The Colombian government had placed Electricaribe in receivership on Nov. 15.
“The liquidation of Electricaribe is ordered,” SSP superintendant Jose Miguel Mendoza said in a press conference, adding that the agency had launched a search for “an operator to take over providing service” in seven provinces on Colombia’s Atlantic coast.
The SSP, Colombia’s public utilities regulator, temporarily took control of Gas Natural Fenosa’s electricity distribution unit to ensure the provision of service in the seven provinces where the struggling company operates.

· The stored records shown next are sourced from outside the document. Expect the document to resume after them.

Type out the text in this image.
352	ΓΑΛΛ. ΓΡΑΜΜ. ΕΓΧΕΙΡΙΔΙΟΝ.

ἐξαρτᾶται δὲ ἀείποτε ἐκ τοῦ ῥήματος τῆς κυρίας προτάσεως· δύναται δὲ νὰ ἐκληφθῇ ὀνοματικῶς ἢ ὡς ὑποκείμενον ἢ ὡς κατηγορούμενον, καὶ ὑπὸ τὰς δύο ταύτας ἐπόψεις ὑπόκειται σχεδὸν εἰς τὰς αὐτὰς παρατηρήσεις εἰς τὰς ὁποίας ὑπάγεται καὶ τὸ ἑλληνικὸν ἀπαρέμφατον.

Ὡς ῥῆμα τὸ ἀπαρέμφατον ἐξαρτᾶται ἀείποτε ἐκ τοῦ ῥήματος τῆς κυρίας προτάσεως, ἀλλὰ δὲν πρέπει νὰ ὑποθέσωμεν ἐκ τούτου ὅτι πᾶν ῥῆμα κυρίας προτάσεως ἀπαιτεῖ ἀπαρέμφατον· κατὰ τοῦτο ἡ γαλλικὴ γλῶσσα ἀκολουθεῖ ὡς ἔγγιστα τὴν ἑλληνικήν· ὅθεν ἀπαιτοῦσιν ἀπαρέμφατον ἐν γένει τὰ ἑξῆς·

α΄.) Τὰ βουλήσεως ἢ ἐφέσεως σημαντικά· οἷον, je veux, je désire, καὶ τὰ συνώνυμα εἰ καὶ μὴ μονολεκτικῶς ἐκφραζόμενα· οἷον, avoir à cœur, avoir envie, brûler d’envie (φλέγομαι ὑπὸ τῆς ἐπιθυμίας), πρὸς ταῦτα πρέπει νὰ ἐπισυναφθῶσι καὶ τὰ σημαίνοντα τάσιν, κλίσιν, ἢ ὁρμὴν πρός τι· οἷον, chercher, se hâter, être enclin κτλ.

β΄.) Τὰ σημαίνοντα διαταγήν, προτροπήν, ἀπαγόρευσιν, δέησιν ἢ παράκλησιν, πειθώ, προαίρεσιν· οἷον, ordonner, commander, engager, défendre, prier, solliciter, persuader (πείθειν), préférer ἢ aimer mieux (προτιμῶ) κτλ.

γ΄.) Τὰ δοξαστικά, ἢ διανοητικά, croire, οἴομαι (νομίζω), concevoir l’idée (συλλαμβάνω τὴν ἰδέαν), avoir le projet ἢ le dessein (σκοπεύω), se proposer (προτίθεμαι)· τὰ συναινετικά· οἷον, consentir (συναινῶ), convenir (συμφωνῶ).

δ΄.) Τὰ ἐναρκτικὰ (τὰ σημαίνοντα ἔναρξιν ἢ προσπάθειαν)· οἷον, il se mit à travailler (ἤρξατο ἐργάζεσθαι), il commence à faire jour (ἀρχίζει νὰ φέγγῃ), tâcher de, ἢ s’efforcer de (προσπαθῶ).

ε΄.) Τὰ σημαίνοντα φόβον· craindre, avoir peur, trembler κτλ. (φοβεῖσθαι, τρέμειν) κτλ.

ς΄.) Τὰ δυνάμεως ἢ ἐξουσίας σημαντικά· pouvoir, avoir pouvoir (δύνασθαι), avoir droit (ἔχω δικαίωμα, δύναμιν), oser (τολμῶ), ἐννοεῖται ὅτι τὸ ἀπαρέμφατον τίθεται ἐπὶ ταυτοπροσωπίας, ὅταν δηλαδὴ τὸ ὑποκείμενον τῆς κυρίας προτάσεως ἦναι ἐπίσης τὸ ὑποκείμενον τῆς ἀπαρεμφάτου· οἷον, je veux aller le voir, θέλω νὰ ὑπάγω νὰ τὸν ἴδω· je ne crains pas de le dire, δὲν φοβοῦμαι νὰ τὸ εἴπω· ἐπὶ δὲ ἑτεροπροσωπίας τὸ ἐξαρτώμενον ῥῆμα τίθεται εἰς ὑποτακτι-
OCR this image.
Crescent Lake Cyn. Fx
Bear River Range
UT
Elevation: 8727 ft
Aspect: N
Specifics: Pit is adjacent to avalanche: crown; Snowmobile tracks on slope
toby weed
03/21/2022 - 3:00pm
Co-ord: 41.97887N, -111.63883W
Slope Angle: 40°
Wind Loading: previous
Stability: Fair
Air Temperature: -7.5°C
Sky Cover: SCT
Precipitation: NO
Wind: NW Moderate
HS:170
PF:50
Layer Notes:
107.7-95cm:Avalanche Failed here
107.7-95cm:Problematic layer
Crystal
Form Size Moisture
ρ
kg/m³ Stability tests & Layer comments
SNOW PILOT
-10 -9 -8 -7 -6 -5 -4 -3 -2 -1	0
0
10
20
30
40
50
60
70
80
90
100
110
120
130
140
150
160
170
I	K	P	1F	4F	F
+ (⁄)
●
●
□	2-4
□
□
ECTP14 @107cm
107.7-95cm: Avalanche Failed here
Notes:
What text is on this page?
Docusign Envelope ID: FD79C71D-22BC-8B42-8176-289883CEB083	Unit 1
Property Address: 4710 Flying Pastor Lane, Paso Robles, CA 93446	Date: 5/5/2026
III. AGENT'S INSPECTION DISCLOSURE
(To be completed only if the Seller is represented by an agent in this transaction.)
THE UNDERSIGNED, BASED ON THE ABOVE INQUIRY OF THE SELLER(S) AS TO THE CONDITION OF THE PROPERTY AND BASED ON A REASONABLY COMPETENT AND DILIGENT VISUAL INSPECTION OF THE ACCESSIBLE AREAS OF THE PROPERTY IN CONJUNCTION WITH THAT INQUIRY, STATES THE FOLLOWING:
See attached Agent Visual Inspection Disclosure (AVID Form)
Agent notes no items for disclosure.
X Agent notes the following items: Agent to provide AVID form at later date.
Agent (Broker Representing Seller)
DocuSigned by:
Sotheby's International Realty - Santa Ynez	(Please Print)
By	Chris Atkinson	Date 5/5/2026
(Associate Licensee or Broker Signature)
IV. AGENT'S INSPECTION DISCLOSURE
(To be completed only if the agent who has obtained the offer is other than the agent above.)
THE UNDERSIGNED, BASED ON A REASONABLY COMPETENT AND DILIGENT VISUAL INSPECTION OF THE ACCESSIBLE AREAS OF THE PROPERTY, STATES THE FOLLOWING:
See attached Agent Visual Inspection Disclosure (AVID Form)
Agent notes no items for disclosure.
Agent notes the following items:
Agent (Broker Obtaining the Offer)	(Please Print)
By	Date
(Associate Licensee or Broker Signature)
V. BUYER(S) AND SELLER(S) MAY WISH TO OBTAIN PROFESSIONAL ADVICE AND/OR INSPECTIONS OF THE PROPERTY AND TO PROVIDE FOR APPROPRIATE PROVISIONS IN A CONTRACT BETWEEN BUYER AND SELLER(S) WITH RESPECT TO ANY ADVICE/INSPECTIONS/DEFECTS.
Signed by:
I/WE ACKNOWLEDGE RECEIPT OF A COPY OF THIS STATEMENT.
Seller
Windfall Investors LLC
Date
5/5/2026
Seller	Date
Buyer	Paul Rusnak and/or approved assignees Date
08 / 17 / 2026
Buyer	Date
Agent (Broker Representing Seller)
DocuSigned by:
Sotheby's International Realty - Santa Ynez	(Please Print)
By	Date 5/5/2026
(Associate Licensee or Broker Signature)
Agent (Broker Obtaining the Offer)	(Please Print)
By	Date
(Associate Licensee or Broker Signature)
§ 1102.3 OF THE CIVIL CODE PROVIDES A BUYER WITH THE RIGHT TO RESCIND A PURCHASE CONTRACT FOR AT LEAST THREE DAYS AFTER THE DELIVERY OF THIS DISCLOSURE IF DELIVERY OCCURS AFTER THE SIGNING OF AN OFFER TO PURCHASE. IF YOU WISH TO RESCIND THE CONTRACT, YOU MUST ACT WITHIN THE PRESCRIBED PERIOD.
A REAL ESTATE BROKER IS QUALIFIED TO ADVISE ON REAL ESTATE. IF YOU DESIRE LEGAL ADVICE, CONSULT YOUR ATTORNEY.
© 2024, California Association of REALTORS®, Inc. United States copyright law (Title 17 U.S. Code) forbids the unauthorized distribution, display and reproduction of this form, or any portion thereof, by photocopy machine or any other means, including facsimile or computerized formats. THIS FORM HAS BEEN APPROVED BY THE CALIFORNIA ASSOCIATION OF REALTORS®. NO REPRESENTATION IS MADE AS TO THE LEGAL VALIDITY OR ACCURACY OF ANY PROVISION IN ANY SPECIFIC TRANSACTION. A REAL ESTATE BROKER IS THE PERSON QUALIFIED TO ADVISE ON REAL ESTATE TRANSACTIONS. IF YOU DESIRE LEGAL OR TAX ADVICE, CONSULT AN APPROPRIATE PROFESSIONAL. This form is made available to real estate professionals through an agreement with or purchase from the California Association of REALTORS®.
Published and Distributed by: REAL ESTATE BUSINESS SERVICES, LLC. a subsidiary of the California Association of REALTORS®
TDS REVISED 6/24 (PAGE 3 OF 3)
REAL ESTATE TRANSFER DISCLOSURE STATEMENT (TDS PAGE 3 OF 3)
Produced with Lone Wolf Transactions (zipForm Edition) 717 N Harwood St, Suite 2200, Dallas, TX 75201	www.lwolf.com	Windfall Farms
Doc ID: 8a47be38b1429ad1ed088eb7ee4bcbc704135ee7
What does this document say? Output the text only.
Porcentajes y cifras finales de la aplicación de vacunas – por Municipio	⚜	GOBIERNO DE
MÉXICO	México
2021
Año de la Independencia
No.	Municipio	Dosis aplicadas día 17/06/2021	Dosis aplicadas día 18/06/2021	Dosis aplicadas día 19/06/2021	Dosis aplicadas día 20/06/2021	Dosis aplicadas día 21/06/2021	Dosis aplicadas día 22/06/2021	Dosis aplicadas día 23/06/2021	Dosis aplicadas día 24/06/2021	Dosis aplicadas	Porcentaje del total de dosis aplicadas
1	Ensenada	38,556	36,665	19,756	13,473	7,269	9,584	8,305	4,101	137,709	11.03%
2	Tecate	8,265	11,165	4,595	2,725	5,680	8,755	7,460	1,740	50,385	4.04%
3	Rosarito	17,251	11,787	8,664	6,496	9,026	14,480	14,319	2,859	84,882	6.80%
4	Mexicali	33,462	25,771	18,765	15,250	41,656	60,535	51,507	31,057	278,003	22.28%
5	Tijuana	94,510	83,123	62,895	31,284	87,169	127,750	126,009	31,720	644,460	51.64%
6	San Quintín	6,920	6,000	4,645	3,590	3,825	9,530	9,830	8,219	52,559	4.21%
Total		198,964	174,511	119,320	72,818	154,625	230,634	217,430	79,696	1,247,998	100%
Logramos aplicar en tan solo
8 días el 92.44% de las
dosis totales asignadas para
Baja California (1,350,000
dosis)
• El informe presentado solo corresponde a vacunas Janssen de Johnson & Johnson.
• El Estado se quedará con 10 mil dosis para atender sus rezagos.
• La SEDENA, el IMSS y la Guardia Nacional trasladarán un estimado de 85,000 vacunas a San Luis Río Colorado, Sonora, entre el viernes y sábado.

The crisis at the company, which provides service to 2.5 million customers in the Caribbean provinces of Atlantico, Bolivar, Cesar, Cordoba, La Guajira, Magdalena and Sucre, was months in the making and led customers to complain about frequent power outages.
Electricaribe “is in no condition to provide electric service with the quality and reliability required,” Mendoza said.
“We have taken a positive step forward to fix the structural problems that have led to deterioration in energy service on the coast,” the SSP chief said.
Mendoza said the utility would continue to serve customers while officials execute the liquidation.
“Electricaribe will continue providing energy service in the coastal market under the temporary management of the special agent designated by the superintendency,” Mendoza said.
Gas Natural, a Barcelona-based utility company, took an 85 percent stake in Electricaribe in 2009, with the Colombian government owning the remaining interest in the company.
In November, Electricaribe and the government failed to agree on a capitalization plan for the utility, which has cash flow problems due to the high number of customers who are past due on their accounts.
As of Sept. 30, 2016, Electricaribe’s past-due accounts totaled 4.05 trillion pesos (about $1.32 billion).
Gas Natural Fenosa, for its part, has not ruled out seeking international arbitration via the International Center for Settlement of Investment Disputes (ICSID), a World Bank unit, to resolve its dispute with Colombia.